While Marathon built up its established holdings, Jones Energy, of Austin, Texas, made its debut last September with the $136.5-million purchase of 18,000 net acres in southern Canadian and northern Grady counties. Jones planned to have its first “fit-for-purpose” rig on location in December, where it will operate under an atypical half-year contract. “We just wanted a six-month commitment, so that we knew we could keep that rig onboard for six months,” said Founder and CEO Jonny Jones. Jones plans to ramp up to three rigs in the SCOOP/STACK this year.
The company’s founder said more SCOOP/STACK acquisitions are in the works. “We’re looking at 10 deals that range in size from as small as 100 acres, which is just probably us trying to buy operations in one section, to deals as large as 4,000 acres. There’s been a number of transactions that have happened since we closed, with acreage values going up dramatically,” Jones said during the Nov. 3 third-quarter earnings call.

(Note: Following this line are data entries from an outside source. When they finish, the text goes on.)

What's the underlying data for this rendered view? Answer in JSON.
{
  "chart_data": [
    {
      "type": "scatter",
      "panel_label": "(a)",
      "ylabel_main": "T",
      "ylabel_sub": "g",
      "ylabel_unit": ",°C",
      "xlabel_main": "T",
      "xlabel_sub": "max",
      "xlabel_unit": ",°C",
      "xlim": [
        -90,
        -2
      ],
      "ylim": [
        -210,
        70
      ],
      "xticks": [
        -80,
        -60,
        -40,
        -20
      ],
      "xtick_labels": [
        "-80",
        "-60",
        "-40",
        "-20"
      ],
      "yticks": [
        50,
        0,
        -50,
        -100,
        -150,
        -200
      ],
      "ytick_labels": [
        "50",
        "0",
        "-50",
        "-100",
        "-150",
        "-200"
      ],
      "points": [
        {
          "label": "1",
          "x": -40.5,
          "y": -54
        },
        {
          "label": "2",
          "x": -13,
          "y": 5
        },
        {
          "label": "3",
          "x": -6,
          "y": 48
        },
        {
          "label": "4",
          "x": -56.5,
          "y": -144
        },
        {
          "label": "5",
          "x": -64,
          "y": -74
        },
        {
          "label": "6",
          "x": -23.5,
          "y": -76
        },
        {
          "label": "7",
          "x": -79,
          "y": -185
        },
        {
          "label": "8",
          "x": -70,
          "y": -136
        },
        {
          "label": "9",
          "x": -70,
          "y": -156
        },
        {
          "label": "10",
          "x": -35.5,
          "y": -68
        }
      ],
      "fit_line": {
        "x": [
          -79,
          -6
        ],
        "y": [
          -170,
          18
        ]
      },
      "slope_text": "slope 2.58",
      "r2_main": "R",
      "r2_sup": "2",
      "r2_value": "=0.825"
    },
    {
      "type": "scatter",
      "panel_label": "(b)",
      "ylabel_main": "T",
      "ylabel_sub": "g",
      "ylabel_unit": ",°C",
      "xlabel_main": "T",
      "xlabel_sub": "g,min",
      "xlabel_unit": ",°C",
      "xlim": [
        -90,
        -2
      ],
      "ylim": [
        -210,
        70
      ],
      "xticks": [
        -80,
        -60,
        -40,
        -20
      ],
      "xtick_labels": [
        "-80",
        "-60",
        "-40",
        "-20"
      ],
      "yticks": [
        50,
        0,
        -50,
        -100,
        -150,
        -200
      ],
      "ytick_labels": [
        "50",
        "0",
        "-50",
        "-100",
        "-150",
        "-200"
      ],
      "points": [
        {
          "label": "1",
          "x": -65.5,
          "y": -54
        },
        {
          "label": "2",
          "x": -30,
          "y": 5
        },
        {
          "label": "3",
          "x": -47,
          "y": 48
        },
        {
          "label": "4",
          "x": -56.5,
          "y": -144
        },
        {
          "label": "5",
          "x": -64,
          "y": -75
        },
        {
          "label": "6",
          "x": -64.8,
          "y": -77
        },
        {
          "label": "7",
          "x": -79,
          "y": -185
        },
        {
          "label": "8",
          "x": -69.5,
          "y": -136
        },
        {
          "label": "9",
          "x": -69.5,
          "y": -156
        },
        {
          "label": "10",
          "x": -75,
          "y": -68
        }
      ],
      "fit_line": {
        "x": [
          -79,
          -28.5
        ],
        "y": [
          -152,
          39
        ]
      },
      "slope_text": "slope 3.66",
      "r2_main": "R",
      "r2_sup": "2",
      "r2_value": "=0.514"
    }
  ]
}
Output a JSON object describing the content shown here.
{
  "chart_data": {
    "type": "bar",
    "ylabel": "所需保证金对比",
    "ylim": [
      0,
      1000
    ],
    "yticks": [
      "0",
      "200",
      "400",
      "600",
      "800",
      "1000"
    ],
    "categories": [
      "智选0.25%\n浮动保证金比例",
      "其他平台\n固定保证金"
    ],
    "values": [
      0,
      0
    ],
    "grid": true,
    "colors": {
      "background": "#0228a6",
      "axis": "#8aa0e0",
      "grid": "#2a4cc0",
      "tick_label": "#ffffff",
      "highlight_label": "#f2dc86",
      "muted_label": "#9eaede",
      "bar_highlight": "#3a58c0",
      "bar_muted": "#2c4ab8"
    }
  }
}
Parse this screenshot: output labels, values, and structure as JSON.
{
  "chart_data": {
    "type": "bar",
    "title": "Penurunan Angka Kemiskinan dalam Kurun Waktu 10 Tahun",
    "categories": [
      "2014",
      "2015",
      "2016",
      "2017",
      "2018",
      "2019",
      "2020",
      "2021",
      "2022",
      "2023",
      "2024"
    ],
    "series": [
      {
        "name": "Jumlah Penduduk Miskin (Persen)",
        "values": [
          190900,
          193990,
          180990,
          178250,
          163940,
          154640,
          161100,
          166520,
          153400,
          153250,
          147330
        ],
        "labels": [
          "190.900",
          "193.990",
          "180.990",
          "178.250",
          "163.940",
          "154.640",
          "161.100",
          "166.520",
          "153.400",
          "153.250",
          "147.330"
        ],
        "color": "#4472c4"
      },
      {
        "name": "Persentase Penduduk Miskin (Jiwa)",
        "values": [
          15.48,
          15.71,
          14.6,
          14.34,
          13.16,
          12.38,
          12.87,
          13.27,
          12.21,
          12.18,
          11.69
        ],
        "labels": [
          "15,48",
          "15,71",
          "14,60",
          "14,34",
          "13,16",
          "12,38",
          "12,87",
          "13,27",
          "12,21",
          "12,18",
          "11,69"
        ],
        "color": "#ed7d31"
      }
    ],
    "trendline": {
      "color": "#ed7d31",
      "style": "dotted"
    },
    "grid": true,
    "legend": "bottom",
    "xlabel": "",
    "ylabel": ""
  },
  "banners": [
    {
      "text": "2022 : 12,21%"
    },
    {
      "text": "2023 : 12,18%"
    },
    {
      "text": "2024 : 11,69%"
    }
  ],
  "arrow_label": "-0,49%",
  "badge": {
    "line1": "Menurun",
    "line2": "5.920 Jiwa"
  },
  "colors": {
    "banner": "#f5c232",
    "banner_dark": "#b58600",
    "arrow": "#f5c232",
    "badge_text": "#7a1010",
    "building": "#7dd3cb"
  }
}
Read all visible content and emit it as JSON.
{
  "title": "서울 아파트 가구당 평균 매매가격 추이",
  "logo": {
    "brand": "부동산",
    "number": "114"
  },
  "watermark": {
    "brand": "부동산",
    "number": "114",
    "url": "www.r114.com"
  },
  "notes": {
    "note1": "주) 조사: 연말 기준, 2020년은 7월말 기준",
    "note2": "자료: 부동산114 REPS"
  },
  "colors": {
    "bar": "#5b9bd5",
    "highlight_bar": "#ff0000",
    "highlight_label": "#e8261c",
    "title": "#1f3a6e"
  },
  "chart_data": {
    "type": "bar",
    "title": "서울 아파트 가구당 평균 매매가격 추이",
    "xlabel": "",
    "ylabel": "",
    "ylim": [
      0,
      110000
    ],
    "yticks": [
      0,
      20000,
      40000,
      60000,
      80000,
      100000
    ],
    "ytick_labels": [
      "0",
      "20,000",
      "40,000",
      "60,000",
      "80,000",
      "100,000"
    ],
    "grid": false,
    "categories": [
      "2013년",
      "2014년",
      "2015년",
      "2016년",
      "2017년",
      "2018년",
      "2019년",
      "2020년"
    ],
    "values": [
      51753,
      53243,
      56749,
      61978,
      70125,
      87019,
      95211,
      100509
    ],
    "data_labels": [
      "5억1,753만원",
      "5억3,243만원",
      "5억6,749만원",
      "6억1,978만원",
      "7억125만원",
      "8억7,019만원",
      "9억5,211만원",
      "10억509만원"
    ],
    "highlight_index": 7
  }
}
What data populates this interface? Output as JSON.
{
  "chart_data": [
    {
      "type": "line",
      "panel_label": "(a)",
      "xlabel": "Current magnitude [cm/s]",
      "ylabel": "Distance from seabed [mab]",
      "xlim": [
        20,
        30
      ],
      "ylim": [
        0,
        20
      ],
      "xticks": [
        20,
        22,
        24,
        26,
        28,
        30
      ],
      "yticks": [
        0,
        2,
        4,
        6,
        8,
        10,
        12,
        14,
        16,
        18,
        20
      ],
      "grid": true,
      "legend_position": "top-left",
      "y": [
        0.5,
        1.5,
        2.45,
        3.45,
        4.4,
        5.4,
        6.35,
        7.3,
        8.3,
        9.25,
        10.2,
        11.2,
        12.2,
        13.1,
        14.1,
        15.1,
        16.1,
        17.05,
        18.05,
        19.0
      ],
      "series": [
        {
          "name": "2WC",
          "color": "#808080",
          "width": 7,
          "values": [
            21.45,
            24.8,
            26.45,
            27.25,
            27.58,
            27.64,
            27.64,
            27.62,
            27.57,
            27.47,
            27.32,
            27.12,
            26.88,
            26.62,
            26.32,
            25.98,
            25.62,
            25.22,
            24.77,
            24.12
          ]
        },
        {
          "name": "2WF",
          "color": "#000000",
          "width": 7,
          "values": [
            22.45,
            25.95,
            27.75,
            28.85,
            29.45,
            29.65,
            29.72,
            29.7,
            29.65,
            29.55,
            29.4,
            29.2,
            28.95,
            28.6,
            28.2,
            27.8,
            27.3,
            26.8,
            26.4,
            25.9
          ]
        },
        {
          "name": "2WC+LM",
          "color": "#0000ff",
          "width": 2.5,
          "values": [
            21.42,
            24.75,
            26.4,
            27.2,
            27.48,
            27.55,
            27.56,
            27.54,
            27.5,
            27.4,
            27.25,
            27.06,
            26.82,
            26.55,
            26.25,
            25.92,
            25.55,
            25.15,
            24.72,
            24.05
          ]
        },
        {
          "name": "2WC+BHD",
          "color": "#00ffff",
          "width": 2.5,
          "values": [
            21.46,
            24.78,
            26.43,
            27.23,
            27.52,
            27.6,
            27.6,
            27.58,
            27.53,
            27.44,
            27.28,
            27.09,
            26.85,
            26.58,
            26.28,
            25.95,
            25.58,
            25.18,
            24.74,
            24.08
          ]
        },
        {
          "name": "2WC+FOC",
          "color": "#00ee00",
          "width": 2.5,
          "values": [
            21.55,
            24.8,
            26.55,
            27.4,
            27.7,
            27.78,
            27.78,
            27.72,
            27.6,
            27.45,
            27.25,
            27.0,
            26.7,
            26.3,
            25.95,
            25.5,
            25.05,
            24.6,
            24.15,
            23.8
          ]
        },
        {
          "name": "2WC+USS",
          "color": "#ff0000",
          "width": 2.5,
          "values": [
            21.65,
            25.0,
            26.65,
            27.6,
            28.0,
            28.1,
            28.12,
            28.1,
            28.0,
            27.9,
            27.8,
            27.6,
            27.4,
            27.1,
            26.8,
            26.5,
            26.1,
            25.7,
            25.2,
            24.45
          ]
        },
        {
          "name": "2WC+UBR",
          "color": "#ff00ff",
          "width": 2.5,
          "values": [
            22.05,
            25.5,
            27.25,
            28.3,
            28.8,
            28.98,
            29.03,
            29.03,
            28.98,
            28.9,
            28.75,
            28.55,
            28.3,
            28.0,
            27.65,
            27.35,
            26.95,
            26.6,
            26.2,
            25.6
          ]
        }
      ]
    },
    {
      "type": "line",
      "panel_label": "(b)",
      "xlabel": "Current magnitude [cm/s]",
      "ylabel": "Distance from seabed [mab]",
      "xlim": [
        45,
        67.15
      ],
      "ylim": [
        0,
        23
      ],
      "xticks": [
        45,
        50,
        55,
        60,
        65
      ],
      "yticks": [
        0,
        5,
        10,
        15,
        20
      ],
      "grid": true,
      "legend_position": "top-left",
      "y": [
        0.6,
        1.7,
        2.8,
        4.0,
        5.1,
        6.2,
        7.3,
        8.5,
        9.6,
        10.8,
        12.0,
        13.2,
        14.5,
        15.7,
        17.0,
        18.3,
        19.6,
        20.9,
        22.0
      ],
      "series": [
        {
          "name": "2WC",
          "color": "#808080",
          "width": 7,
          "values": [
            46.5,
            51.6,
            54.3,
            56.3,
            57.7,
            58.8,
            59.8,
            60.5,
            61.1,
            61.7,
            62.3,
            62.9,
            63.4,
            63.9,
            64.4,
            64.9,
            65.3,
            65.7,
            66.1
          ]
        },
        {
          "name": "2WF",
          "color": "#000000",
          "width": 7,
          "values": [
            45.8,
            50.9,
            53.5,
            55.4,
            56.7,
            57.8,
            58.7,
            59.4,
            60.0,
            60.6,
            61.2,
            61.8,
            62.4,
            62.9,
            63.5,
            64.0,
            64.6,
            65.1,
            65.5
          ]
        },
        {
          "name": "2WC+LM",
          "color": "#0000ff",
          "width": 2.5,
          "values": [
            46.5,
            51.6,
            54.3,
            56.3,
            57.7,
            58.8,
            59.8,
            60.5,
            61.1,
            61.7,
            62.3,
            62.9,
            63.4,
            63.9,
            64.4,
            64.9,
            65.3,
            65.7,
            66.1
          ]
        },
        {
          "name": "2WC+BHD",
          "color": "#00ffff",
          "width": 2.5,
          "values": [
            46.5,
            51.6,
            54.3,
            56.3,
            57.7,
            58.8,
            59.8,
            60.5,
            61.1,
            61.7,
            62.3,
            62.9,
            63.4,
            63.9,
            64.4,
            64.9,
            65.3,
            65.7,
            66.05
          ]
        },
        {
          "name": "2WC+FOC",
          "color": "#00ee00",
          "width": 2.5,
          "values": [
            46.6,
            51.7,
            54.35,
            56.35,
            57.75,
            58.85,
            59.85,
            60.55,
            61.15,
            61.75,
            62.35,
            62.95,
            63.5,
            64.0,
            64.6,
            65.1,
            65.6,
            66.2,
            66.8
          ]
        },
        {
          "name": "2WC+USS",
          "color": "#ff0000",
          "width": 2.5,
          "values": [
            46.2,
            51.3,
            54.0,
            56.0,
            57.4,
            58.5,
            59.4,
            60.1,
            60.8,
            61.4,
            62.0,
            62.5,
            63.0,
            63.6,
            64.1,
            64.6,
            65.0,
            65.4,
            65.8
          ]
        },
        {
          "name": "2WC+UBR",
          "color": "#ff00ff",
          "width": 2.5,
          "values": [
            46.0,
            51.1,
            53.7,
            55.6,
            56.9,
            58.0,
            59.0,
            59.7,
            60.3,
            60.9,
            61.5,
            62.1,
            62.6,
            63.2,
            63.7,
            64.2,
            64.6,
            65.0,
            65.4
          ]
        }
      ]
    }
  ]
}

One of those later acquisitions came on Dec. 13, when Gulfport Energy Corp. announced plans to acquire 46,000 net acres in the SCOOP core, held by Vitruvian II Woodford LLC for $1.85 billion. The planned acquisition includes Woodford and Springer stacked play prospects in Grady, Stephens and Garvin counties that produced roughly 183 MMcfed last October.
Meanwhile, pure play operator Gastar Exploration in November liquidated some 24,000 non-core “South STACK” acres, in northern Canadian and southeast Kingfisher counties, to an undisclosed buyer for roughly $71 million. The Houston independent, which now controls 81,500 net STACK acres, said the proceeds will be used to accelerate delineation of its core acreage in northern Kingfisher and southern Garfield counties, where it targets Meramec, Osage, Woodford and Hunton pay zones.
Coinciding with the divestiture, Gastar formed a JDA with a private investment fund that will include 60 STACK wells in three 20-well increments. The JDA covers some 18,000 of the 54,400 net acres that Gastar holds in the northern STACK quadrant.
At year-end, the company had drilled six wells as part of the agreement, with the initial 20-well package expected to be completed by the second quarter. Gastar plans to continue running two rigs in the JDA area until at least early 2017.